İşsizlik Sürecini Nasıl Verimli Kullanabiliriz?
Kendi isteği ile işinden ayrılmıştı ve çok mutluydu. Artık istediği her şeye zamanı olacaktı. Gidemediği tiyatrolara, sinemalara gidecek, arkadaşları ile uzun uzun sohbetler yapabilecekti. Hayat hiç olmadığı kadar gülümsüyordu. Güneş başka doğuyor, aldığı nefes başka geliyordu. O kadar uzun zaman olmuştu ki saate bakmadan, plan yapmadan zaman geçirmeyeli. Hayal aleminde gibiydi.
Ya da;
‘Uzun zamandır konuşuluyordu, personel maliyetlerini düşürmeleri gerekiyormuş. Piyasa şartlarında yeni iş bulmak çok zor inşallah benim başıma gelmez.’ demişti arkadaşım geçen gün birlikte çıktığımız öğle yemeğinde.

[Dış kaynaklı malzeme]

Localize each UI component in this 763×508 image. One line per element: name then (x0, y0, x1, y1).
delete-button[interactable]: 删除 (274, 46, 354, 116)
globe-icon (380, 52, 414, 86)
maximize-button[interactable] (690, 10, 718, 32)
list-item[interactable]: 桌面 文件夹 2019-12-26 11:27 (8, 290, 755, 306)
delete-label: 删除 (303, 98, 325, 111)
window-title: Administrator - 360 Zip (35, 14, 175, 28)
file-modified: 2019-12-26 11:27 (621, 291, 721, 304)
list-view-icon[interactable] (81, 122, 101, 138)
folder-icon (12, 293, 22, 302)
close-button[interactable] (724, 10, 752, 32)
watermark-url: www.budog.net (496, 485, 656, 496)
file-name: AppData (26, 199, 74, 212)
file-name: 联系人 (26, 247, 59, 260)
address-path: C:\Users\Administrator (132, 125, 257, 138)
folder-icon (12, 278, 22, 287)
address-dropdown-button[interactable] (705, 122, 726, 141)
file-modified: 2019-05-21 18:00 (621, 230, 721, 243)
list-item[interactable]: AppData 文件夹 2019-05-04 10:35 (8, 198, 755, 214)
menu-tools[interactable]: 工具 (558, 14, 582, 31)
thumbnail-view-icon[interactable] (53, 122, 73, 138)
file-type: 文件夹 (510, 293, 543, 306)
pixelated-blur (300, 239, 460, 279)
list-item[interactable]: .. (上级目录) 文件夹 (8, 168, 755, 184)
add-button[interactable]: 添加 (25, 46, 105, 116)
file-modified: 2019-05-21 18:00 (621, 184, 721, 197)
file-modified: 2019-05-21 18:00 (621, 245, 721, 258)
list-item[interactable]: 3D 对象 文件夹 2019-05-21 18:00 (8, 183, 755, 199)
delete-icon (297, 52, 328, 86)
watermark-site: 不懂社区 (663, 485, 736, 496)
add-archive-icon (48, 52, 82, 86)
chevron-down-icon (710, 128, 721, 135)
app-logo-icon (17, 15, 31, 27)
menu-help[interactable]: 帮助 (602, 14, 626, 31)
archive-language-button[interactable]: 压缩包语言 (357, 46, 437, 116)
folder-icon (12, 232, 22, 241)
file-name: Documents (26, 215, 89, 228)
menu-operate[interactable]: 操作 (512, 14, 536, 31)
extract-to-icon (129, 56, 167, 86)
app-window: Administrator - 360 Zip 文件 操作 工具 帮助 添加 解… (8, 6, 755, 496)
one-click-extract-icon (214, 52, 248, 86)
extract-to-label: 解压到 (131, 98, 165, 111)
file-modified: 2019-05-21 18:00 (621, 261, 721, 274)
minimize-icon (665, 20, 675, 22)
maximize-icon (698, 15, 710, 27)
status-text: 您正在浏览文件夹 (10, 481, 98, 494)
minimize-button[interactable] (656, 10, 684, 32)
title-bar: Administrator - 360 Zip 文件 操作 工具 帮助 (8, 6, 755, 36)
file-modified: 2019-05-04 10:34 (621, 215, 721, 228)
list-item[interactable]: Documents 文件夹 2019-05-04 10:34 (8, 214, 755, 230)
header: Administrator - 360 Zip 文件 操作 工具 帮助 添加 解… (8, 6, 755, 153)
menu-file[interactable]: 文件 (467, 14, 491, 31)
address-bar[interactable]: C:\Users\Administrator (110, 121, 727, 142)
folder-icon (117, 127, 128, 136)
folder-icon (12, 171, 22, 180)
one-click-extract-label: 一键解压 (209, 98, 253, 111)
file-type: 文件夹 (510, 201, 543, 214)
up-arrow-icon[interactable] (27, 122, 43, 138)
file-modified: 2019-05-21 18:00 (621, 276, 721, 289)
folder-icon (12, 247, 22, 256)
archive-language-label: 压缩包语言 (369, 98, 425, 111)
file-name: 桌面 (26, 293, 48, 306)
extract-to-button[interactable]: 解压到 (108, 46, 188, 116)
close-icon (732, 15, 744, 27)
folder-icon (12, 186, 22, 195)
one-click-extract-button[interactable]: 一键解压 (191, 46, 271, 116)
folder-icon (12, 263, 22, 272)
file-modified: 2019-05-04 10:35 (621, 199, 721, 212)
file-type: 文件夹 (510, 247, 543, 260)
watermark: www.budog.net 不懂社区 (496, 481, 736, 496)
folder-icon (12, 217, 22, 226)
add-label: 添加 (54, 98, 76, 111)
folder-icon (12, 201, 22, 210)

Birkaç gün sonra telefonum çaldı, arayan arkadaşımdı. Sesi üzgün, kırgın ama bir o kadar da isyankar geliyordu. ‘Böyle olmamalıydı!’ dedi. ‘İyi bir işim vardı, ne olursa olsun gününde aldığım maaşım vardı. Allah’ım neden ben! Ne yapacağım şimdi ben?’ dedi. Ne diyeceğimi bilemedim. Çünkü ben yukarıdaki hikayeyi yaşamıştım ve hayal aleminden çıkıp yaklaşık 6-7 aydır aktif olarak iş arıyordum.
Ya da;
Yeni mezun oldunuz ve içiniz kıpır kıpır. Bir an önce çalışmaya başlamak istiyorsunuz. İş hayatı hakkında o kadar toz pembe hayalleriniz var ki. Tabii bir de okuduğunuz zamanda size yardımcı olan ve ödemeniz gereken burs borçlarınız var.

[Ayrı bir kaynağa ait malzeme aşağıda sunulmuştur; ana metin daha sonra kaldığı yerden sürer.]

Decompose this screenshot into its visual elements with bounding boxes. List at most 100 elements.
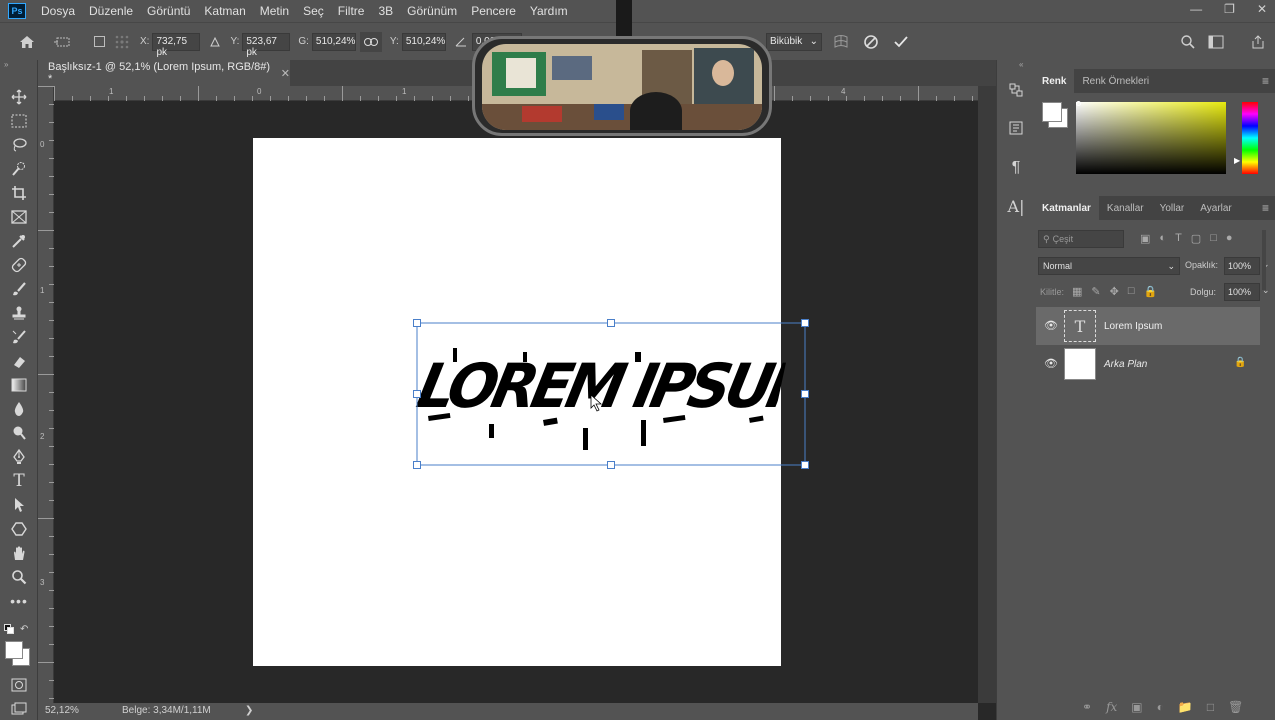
gradient-tool-icon[interactable]: [7, 374, 31, 396]
filter-smart-object-icon[interactable]: □: [1210, 232, 1217, 245]
history-brush-tool-icon[interactable]: [7, 326, 31, 348]
lock-image-icon[interactable]: ✎: [1091, 285, 1100, 298]
pen-tool-icon[interactable]: [7, 446, 31, 468]
hue-slider-marker-icon[interactable]: ▶: [1234, 156, 1240, 165]
layer-filter-search[interactable]: ⚲ Çeşit: [1038, 230, 1124, 248]
filter-toggle-icon[interactable]: ●: [1226, 232, 1233, 245]
tab-renk[interactable]: Renk: [1034, 69, 1075, 93]
marquee-tool-icon[interactable]: [7, 110, 31, 132]
eyedropper-tool-icon[interactable]: [7, 230, 31, 252]
new-group-icon[interactable]: 📁: [1178, 700, 1193, 714]
layer-row-arka-plan[interactable]: 👁 Arka Plan 🔒: [1036, 345, 1260, 383]
menu-duzenle[interactable]: Düzenle: [82, 4, 140, 18]
reference-point-checkbox[interactable]: [92, 36, 106, 47]
filter-type-icon[interactable]: T: [1175, 232, 1182, 245]
filter-shape-icon[interactable]: ▢: [1191, 232, 1201, 245]
commit-transform-icon[interactable]: [892, 33, 910, 51]
opacity-field[interactable]: 100%: [1224, 257, 1260, 275]
interpolation-select[interactable]: Bikübik ⌄: [766, 33, 822, 51]
eye-icon[interactable]: 👁: [1044, 357, 1058, 370]
transform-handle[interactable]: [413, 390, 421, 398]
type-tool-icon[interactable]: T: [7, 470, 31, 492]
transform-handle[interactable]: [801, 390, 809, 398]
status-menu-arrow-icon[interactable]: ❯: [245, 705, 253, 716]
x-field[interactable]: 732,75 pk: [152, 32, 201, 58]
reference-point-grid-icon[interactable]: [112, 34, 132, 50]
tab-katmanlar[interactable]: Katmanlar: [1034, 196, 1099, 220]
transform-handle[interactable]: [801, 319, 809, 327]
dodge-tool-icon[interactable]: [7, 422, 31, 444]
blur-tool-icon[interactable]: [7, 398, 31, 420]
hand-tool-icon[interactable]: [7, 542, 31, 564]
home-icon[interactable]: [14, 35, 40, 49]
menu-metin[interactable]: Metin: [253, 4, 296, 18]
restore-icon[interactable]: ❐: [1224, 2, 1235, 16]
properties-panel-icon[interactable]: [1004, 116, 1028, 140]
fill-field[interactable]: 100%: [1224, 283, 1260, 301]
minimize-icon[interactable]: —: [1190, 2, 1202, 16]
filter-adjustment-icon[interactable]: ◐: [1159, 232, 1166, 245]
panel-menu-icon[interactable]: ≡: [1262, 201, 1269, 215]
lock-all-icon[interactable]: 🔒: [1144, 285, 1158, 298]
share-icon[interactable]: [1249, 33, 1267, 51]
menu-katman[interactable]: Katman: [197, 4, 252, 18]
tab-yollar[interactable]: Yollar: [1152, 196, 1193, 220]
new-layer-icon[interactable]: □: [1207, 700, 1214, 714]
transform-handle[interactable]: [413, 319, 421, 327]
move-tool-icon[interactable]: [7, 86, 31, 108]
character-panel-icon[interactable]: A|: [1004, 194, 1028, 218]
collapse-arrows-icon[interactable]: «: [1019, 60, 1023, 69]
lock-artboard-icon[interactable]: □: [1128, 285, 1135, 298]
eye-icon[interactable]: 👁: [1044, 319, 1058, 332]
paragraph-panel-icon[interactable]: ¶: [1004, 156, 1028, 180]
crop-tool-icon[interactable]: [7, 182, 31, 204]
y-field[interactable]: 523,67 pk: [242, 32, 291, 58]
color-field[interactable]: [1076, 102, 1226, 174]
height-field[interactable]: 510,24%: [401, 32, 446, 51]
tab-renk-ornekleri[interactable]: Renk Örnekleri: [1074, 69, 1157, 93]
tab-close-icon[interactable]: ✕: [281, 67, 290, 80]
more-tools-icon[interactable]: •••: [7, 590, 31, 612]
healing-brush-tool-icon[interactable]: [7, 254, 31, 276]
menu-gorunum[interactable]: Görünüm: [400, 4, 464, 18]
delete-layer-icon[interactable]: 🗑: [1228, 700, 1243, 714]
adjustment-layer-icon[interactable]: ◐: [1157, 700, 1164, 714]
lasso-tool-icon[interactable]: [7, 134, 31, 156]
layer-name[interactable]: Arka Plan: [1104, 359, 1147, 370]
eraser-tool-icon[interactable]: [7, 350, 31, 372]
blend-mode-select[interactable]: Normal ⌄: [1038, 257, 1180, 275]
history-panel-icon[interactable]: [1004, 78, 1028, 102]
fx-icon[interactable]: fx: [1106, 700, 1117, 714]
link-layers-icon[interactable]: ⚭: [1082, 700, 1092, 714]
filter-pixel-icon[interactable]: ▣: [1140, 232, 1150, 245]
search-icon[interactable]: [1179, 33, 1197, 51]
menu-filtre[interactable]: Filtre: [331, 4, 372, 18]
transform-handle[interactable]: [607, 319, 615, 327]
quick-selection-tool-icon[interactable]: [7, 158, 31, 180]
layer-row-lorem-ipsum[interactable]: 👁 T Lorem Ipsum: [1036, 307, 1260, 345]
color-picker-marker[interactable]: [1076, 101, 1081, 106]
panel-foreground-swatch[interactable]: [1042, 102, 1062, 122]
foreground-color-swatch[interactable]: [5, 641, 23, 659]
warp-mode-icon[interactable]: [832, 33, 850, 51]
screen-mode-icon[interactable]: [7, 698, 31, 720]
transform-bounding-box[interactable]: [410, 316, 814, 472]
add-mask-icon[interactable]: ▣: [1131, 700, 1142, 714]
menu-goruntu[interactable]: Görüntü: [140, 4, 197, 18]
cancel-transform-icon[interactable]: [862, 33, 880, 51]
link-aspect-icon[interactable]: [359, 31, 382, 52]
default-colors-icon[interactable]: [4, 624, 14, 637]
tab-kanallar[interactable]: Kanallar: [1099, 196, 1152, 220]
shape-tool-icon[interactable]: [7, 518, 31, 540]
close-icon[interactable]: ✕: [1257, 2, 1267, 16]
lock-transparent-icon[interactable]: ▦: [1072, 285, 1082, 298]
transform-handle[interactable]: [413, 461, 421, 469]
layers-scrollbar[interactable]: [1262, 230, 1266, 290]
brush-tool-icon[interactable]: [7, 278, 31, 300]
menu-3b[interactable]: 3B: [371, 4, 400, 18]
vertical-scrollbar[interactable]: [978, 86, 996, 703]
layer-name[interactable]: Lorem Ipsum: [1104, 321, 1162, 332]
menu-dosya[interactable]: Dosya: [34, 4, 82, 18]
transform-handle[interactable]: [607, 461, 615, 469]
swap-colors-icon[interactable]: ↶: [20, 624, 28, 635]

Çalışmayalı uzun zaman mı oldu? Yeni mezunsunuz, belki kendi isteğinizle ayrıldınız, ya da malum piyasa durumu sizi de vurdu. İşsizlik; insanı finansal açıdan etkilediğinden çok, aslında psikolojik olarak etkiler. Önce bulurum iş ne olacak diye düşünülür, hevesle CV hazırlanır, başvurular yapılır, eşe dosta haberler verilir. Beklenir, beklenir, her gün kariyer sitelerindeki başvurulara bakılır, başvurulan firmaların CV’nize neden birkaç defa bakıp da aramadıkları düşünülmeye başlanır. Sonra içsel çöküş, tükenmişlik hissi ve cesaretiniz kırılır, zamanla kendinizi yetersiz hissetmeye başlarsınız. Finansal zararlar ise üstünüze üstünüze gelir, belki ödenecek kredi, kredi kartı borçlarınız vardır, belki de ev kiranız. Stress ile mücadele edebilmek kişiden kişiye farklılık gösterir, kaygı durumunun eşiği her kişide farklı hissedilir ve bu eşik azaldıkça daha çok yaklaşır insan depresyona.

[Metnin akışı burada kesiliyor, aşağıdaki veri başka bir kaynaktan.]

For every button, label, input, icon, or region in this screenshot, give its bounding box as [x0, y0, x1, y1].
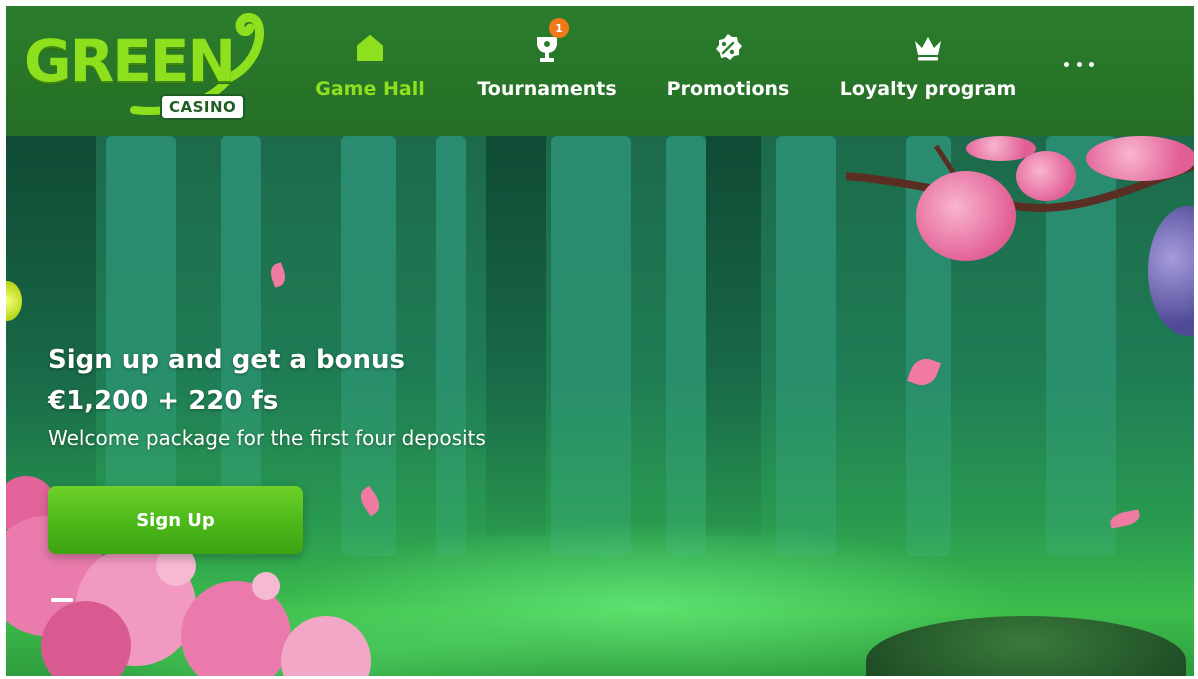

Peki, bu dönemi nasıl en az hasarla atlatır, nasıl en verimli hale getirebiliriz?
Finansal açıdan yapılacak tedbirler kişiden kişiye değişse de ilk yapılacak olan şey biraz küçülmek olur. Kullanmadığınız ya da lüks olduğunuzu düşündüğünüz üyeliklerinizi pasife alabilirsiniz. Bazı faturalarınızda tasarrufa gidebilirsiniz. Ancak burada en önemli nokta; iş arama sürecini en etkin şekilde kullanmak olmalıdır. Bu konuda benim de uyguladığım bazı önerileri sizinle paylaşmak istiyorum.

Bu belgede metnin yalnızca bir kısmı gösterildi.